President Biden has signaled unambiguously that, at both this weekend’s Rome G20 meeting and climate pact talks in Glasgow beginning two days later, he will deepen President Obama’s GHG emission-reduction promises based on the Clean Power Plan, tossed out by the Supreme Court in West Virginia v. EPA. Much of the past week’s mania to try and pass budget “reconciliation,” now “only” with over half a trillion dollars in “climate” schemes if without the regulatory changes originally in the bill was about avoiding Biden’s credibility crisis.
It won’t. Too many recall then-EPA Chief and current Biden White House Climate Advisor Gina McCarthy telling the Paris COP that its climate regs were, in the Guardian’s reporting, “bulletproof”. SCOTUS had other ideas.
The replay of Obama-Biden’s first year in office is that Obama, too, was unable to convince Congress to pass his “climate” agenda, which became inescapable in humiliating and politically damaging fashion the next summer and which prompted the first signal of his ultimate, signature “pen and a phone” approach to governing in the absence of popular support for his ideas.
At the time, the virtue-signal was the Obama USEPA’s greenhouse gas “Endangerment” finding, which launched all manner of economic dislocation and devastation in certain communities and regions of the country, despite that those GHG regulations were subsequently thrown out by the courts. The inevitable havoc was wreaked, and the industries hobbled with tremendous economic and human collateral damage.

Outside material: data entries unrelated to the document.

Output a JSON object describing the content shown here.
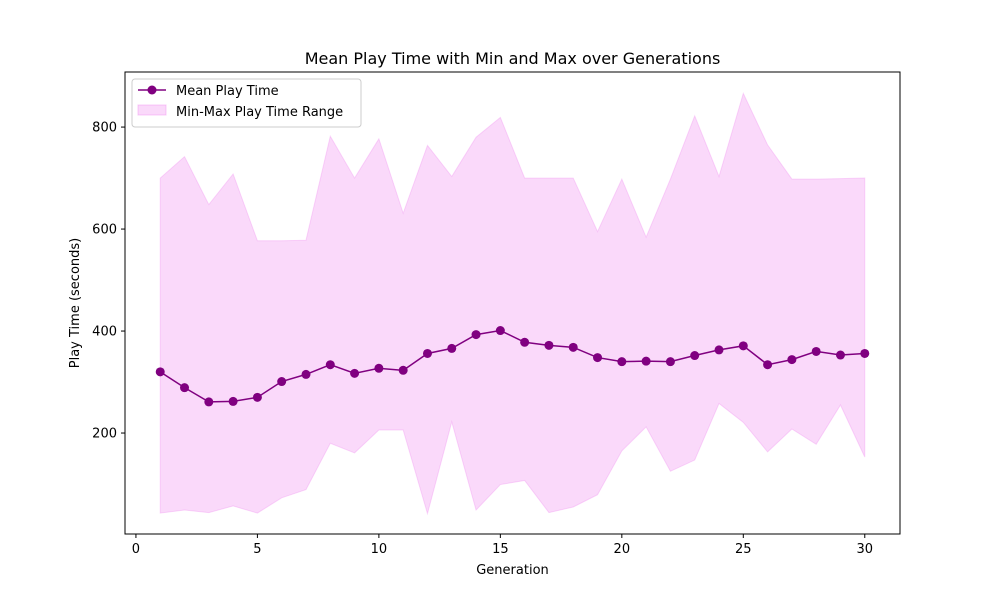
{
  "chart_data": {
    "type": "line",
    "title": "Mean Play Time with Min and Max over Generations",
    "xlabel": "Generation",
    "ylabel": "Play Time (seconds)",
    "xlim": [
      -0.45,
      31.45
    ],
    "ylim": [
      2,
      908
    ],
    "xticks": [
      0,
      5,
      10,
      15,
      20,
      25,
      30
    ],
    "yticks": [
      200,
      400,
      600,
      800
    ],
    "grid": false,
    "legend_position": "top-left",
    "x": [
      1,
      2,
      3,
      4,
      5,
      6,
      7,
      8,
      9,
      10,
      11,
      12,
      13,
      14,
      15,
      16,
      17,
      18,
      19,
      20,
      21,
      22,
      23,
      24,
      25,
      26,
      27,
      28,
      29,
      30
    ],
    "series": [
      {
        "name": "Mean Play Time",
        "kind": "line-marker",
        "color": "#800080",
        "values": [
          320,
          289,
          261,
          262,
          270,
          301,
          315,
          334,
          317,
          327,
          323,
          356,
          366,
          393,
          401,
          378,
          372,
          368,
          348,
          340,
          341,
          340,
          352,
          363,
          371,
          334,
          344,
          360,
          353,
          356
        ]
      },
      {
        "name": "Min-Max Play Time Range",
        "kind": "band",
        "color": "#ee82ee",
        "min": [
          43,
          49,
          44,
          57,
          43,
          73,
          89,
          180,
          161,
          206,
          206,
          42,
          222,
          49,
          99,
          107,
          44,
          55,
          79,
          165,
          212,
          125,
          147,
          258,
          221,
          163,
          208,
          178,
          255,
          153
        ],
        "max": [
          700,
          742,
          648,
          708,
          577,
          577,
          578,
          782,
          700,
          777,
          631,
          764,
          703,
          780,
          819,
          700,
          700,
          700,
          595,
          698,
          584,
          698,
          822,
          703,
          866,
          765,
          698,
          698,
          699,
          700
        ]
      }
    ]
  }
}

Still, it was announced as the Obama delegation jetted off to COP15 in Copenhagen. The obviousness of the stunt had even the NYT wondering about it and Politico and CBS mocking the claim of this being “pure coincidence”.

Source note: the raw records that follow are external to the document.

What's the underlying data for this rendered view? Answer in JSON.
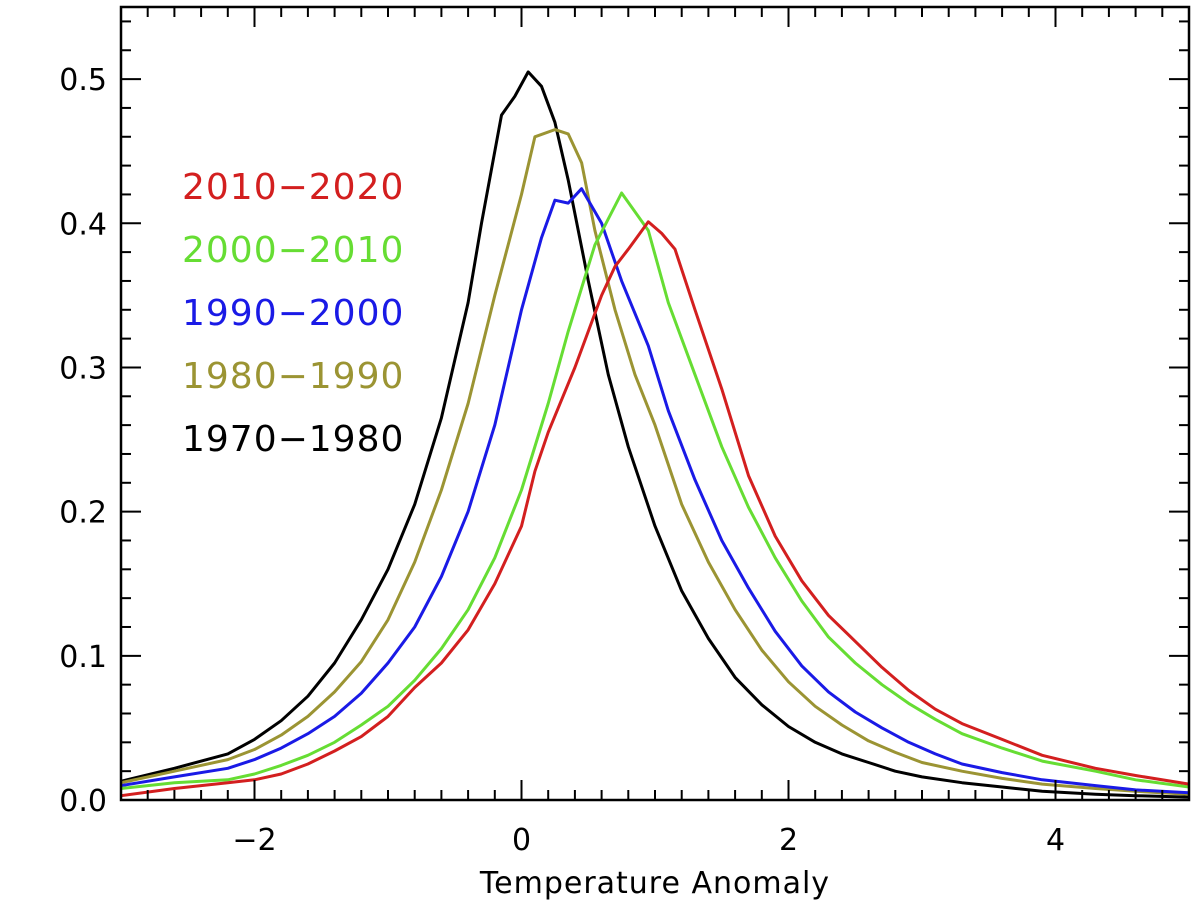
{
  "chart_data": {
    "type": "line",
    "title": "",
    "xlabel": "Temperature Anomaly",
    "ylabel": "",
    "xlim": [
      -3,
      5
    ],
    "ylim": [
      0,
      0.55
    ],
    "grid": false,
    "legend_position": "upper-left",
    "xticks": [
      -2,
      0,
      2,
      4
    ],
    "xtick_labels": [
      "−2",
      "0",
      "2",
      "4"
    ],
    "yticks": [
      0,
      0.1,
      0.2,
      0.3,
      0.4,
      0.5
    ],
    "ytick_labels": [
      "0.0",
      "0.1",
      "0.2",
      "0.3",
      "0.4",
      "0.5"
    ],
    "series": [
      {
        "name": "2010−2020",
        "color": "#d31f1f",
        "x": [
          -3.0,
          -2.6,
          -2.2,
          -2.0,
          -1.8,
          -1.6,
          -1.4,
          -1.2,
          -1.0,
          -0.8,
          -0.6,
          -0.4,
          -0.2,
          0.0,
          0.1,
          0.2,
          0.4,
          0.6,
          0.7,
          0.8,
          0.95,
          1.05,
          1.15,
          1.3,
          1.5,
          1.7,
          1.9,
          2.1,
          2.3,
          2.5,
          2.7,
          2.9,
          3.1,
          3.3,
          3.6,
          3.9,
          4.3,
          4.6,
          5.0
        ],
        "values": [
          0.003,
          0.008,
          0.012,
          0.014,
          0.018,
          0.025,
          0.034,
          0.044,
          0.058,
          0.078,
          0.095,
          0.118,
          0.15,
          0.19,
          0.228,
          0.255,
          0.3,
          0.35,
          0.37,
          0.382,
          0.401,
          0.393,
          0.382,
          0.34,
          0.285,
          0.225,
          0.183,
          0.152,
          0.128,
          0.11,
          0.092,
          0.076,
          0.063,
          0.053,
          0.042,
          0.031,
          0.022,
          0.017,
          0.011
        ]
      },
      {
        "name": "2000−2010",
        "color": "#66dd33",
        "x": [
          -3.0,
          -2.6,
          -2.2,
          -2.0,
          -1.8,
          -1.6,
          -1.4,
          -1.2,
          -1.0,
          -0.8,
          -0.6,
          -0.4,
          -0.2,
          0.0,
          0.2,
          0.35,
          0.55,
          0.75,
          0.95,
          1.1,
          1.3,
          1.5,
          1.7,
          1.9,
          2.1,
          2.3,
          2.5,
          2.7,
          2.9,
          3.1,
          3.3,
          3.6,
          3.9,
          4.3,
          4.6,
          5.0
        ],
        "values": [
          0.008,
          0.012,
          0.014,
          0.018,
          0.024,
          0.031,
          0.04,
          0.052,
          0.065,
          0.083,
          0.105,
          0.132,
          0.168,
          0.215,
          0.275,
          0.325,
          0.385,
          0.421,
          0.395,
          0.345,
          0.295,
          0.245,
          0.203,
          0.168,
          0.138,
          0.113,
          0.095,
          0.08,
          0.067,
          0.056,
          0.046,
          0.036,
          0.027,
          0.02,
          0.014,
          0.009
        ]
      },
      {
        "name": "1990−2000",
        "color": "#1a1ae6",
        "x": [
          -3.0,
          -2.6,
          -2.2,
          -2.0,
          -1.8,
          -1.6,
          -1.4,
          -1.2,
          -1.0,
          -0.8,
          -0.6,
          -0.4,
          -0.2,
          0.0,
          0.15,
          0.25,
          0.35,
          0.45,
          0.6,
          0.75,
          0.95,
          1.1,
          1.3,
          1.5,
          1.7,
          1.9,
          2.1,
          2.3,
          2.5,
          2.7,
          2.9,
          3.1,
          3.3,
          3.6,
          3.9,
          4.3,
          4.6,
          5.0
        ],
        "values": [
          0.01,
          0.016,
          0.022,
          0.028,
          0.036,
          0.046,
          0.058,
          0.074,
          0.095,
          0.12,
          0.155,
          0.2,
          0.26,
          0.34,
          0.39,
          0.416,
          0.414,
          0.424,
          0.4,
          0.36,
          0.315,
          0.27,
          0.222,
          0.18,
          0.147,
          0.117,
          0.093,
          0.075,
          0.061,
          0.05,
          0.04,
          0.032,
          0.025,
          0.019,
          0.014,
          0.01,
          0.007,
          0.005
        ]
      },
      {
        "name": "1980−1990",
        "color": "#9b9433",
        "x": [
          -3.0,
          -2.6,
          -2.2,
          -2.0,
          -1.8,
          -1.6,
          -1.4,
          -1.2,
          -1.0,
          -0.8,
          -0.6,
          -0.4,
          -0.2,
          0.0,
          0.1,
          0.25,
          0.35,
          0.45,
          0.55,
          0.7,
          0.85,
          1.0,
          1.2,
          1.4,
          1.6,
          1.8,
          2.0,
          2.2,
          2.4,
          2.6,
          2.8,
          3.0,
          3.3,
          3.6,
          3.9,
          4.3,
          4.6,
          5.0
        ],
        "values": [
          0.012,
          0.02,
          0.028,
          0.035,
          0.045,
          0.058,
          0.075,
          0.096,
          0.125,
          0.165,
          0.215,
          0.275,
          0.35,
          0.42,
          0.46,
          0.465,
          0.462,
          0.442,
          0.395,
          0.34,
          0.295,
          0.26,
          0.205,
          0.165,
          0.132,
          0.104,
          0.082,
          0.065,
          0.052,
          0.041,
          0.033,
          0.026,
          0.02,
          0.015,
          0.011,
          0.008,
          0.006,
          0.004
        ]
      },
      {
        "name": "1970−1980",
        "color": "#000000",
        "x": [
          -3.0,
          -2.6,
          -2.2,
          -2.0,
          -1.8,
          -1.6,
          -1.4,
          -1.2,
          -1.0,
          -0.8,
          -0.6,
          -0.4,
          -0.3,
          -0.15,
          -0.05,
          0.05,
          0.15,
          0.25,
          0.35,
          0.5,
          0.65,
          0.8,
          1.0,
          1.2,
          1.4,
          1.6,
          1.8,
          2.0,
          2.2,
          2.4,
          2.6,
          2.8,
          3.0,
          3.3,
          3.6,
          3.9,
          4.3,
          4.6,
          5.0
        ],
        "values": [
          0.013,
          0.022,
          0.032,
          0.042,
          0.055,
          0.072,
          0.095,
          0.125,
          0.16,
          0.205,
          0.265,
          0.345,
          0.4,
          0.475,
          0.488,
          0.505,
          0.495,
          0.47,
          0.43,
          0.36,
          0.295,
          0.245,
          0.19,
          0.145,
          0.112,
          0.085,
          0.066,
          0.051,
          0.04,
          0.032,
          0.026,
          0.02,
          0.016,
          0.012,
          0.009,
          0.006,
          0.004,
          0.003,
          0.002
        ]
      }
    ]
  }
}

After pushing this agenda too openly with “capntrade” legislation helped cost the Administration’s party control of the House, Biden is adopting a more opaque approach, if nonetheless following the script to a tee. This time Biden’s EPA is letting its green-group allies know that it will agree with a lawsuit filed the day before inauguration day — so that only the Biden USEPA could defend against it (or…not) — and revisit the primary and secondary “Ozone NAAQS.”
The greens are in on the joke that this will provide what the Wall Street Journal accurately summarized as Biden’s ‘Back Door’ Climate Plan. (That editorial summarized a brief Energy Policy Advocates filed in the DC Circuit on this case explaining how the AGs and now-Biden EPA Air chief Joe Goffman planned this before he was appointed).
It’s weedy, but in short this is a cynical sue-and-settle move created with the assistance of Biden’s EPA Air Office chief, Joe Goffman, when he was advising the plaintiff state attorneys general who filed the January suit, suit, State of New York, et al. v. EPA, prior to the election.
Yes. Read that again. There are no indications in Mr. Goffman’s released ethics records that the Air chief disclosed this work during his ethics clearance, and so he has not recused himself. This could pose problems down the road for the rule (and Mr. Goffman), but as the Obama plan showed one can still largely achieve one’s goals even by promulgating unlawful rules that are tossed in the end.
Today, before USEPA filed whatever it is going to file (GAO has long thought this would be “COB”, since the purpose is to land at G20 and the COP as conquering heroes waving about fresh news, a la Lisa Jackson and the Endangerment finding), five Republican attorneys general asked the DC Circuit to get it on, and “place this case back on track for briefing on the merits,” on “the sole issue in this case: whether the [Trump] Ozone NAAQS Decision was lawfully made by the EPA”.
“And the issue of whether the EPA can lawfully rescind or revise the Ozone NAAQS Decision is not before this Court.”
“If the EPA believes that it has the authority to review the Ozone NAAQS Decision, it may seek to initiate that review, if it so chooses, independent of this Court’s resolution of the instant case.”
The AGs note that the progressive AGs who filed this sweetheart suit, USEPA and greens do not accept this proposal to govern proceedings in NY v. EPA going forward.
Watch for this effort to reinstate and expand, economy-wide the Obama greenhouse gas regulatory state, in the name of meeting promises made in the unratified Paris climate treaty, to become a major issue beginning sometime in 2022.